One of the things that frightens me is the tendency for older people to lose distinguishing features. Hair colour, waistlines, jawlines all slowly melt into the familiar generic Grandmother / Grandfather 'look'. Fortunately society does not 'expect' this so much, or so early, as it once did; there is no longer the need to adopt the same clothes and shoes, hairstyle and glasses as every other septa / octogenarian. As I look into the mirror and notice the slackening skin and wiry white hairs, the poem 'When I am an old woman, I shall wear purple' goes through my head. I fear I may relish the transformation into an eccentric grumpy old woman (a process that has very much begun already); and the very first nurse /carer who talks to me in that slightly high pitched nicey-nicey voice, telling me to 'Mind how I go, dearie' or similar will be nicely but firmly told to Sod Off. At the same time, aging brings the loss of loved ones - and old friends cannot be replaced. A few years into my marriage I realised I spent time almost exclusively with people who only knew me as married, as my older friends lived further away, and the associated loss of a sense of self made me sad; how much worse to arrive at a place where no-one remembers you young. Photos merely underline the passing of time, rather than truly recalling the person you once were. perhaps it will be different for this digital generation, their every move captured on video. Old friends are the ones who know all the stages that brought you to this place, but still love you; who laugh with you and at you, dragging out old jokes whose mere mention provokes helpless laughter. Those old friends are particularly precious in my life; they have made me who I am. Without their company, I would be diminished; and would fear being forgotten.

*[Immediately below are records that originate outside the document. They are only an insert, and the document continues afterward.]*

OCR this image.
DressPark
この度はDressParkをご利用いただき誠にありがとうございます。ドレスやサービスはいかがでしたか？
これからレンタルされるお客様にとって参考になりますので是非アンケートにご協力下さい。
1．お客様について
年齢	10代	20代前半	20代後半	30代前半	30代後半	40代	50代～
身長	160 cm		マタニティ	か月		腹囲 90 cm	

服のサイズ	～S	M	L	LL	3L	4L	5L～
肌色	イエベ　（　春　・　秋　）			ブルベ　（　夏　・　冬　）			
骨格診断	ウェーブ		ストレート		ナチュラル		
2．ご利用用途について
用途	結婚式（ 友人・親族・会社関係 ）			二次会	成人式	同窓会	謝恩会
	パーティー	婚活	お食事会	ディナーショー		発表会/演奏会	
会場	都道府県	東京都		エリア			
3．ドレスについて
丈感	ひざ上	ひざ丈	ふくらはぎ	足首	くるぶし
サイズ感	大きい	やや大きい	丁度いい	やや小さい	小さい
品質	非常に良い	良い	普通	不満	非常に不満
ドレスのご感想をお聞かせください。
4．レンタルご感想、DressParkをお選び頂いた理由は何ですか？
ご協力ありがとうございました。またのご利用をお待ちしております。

In the meantime, I shall try my hardest to remember that every individual, at whatever age we happen to meet, holds the same potential for sadness, joy, laughter, quirkiness, anger and grief as the rest of us; that age is not a predictor of how anyone will react to any given situation, but that the general level of garbage that surrounds the aging process may increase the likelihood that it won't be good, at least not if the conversational opener is 'I just popped in to see how you are today, dearie'. That inside each person, regardless of age, exists a unique story, that affords a unique outlook on life.
If only we all had the time and patience to listen to those stories.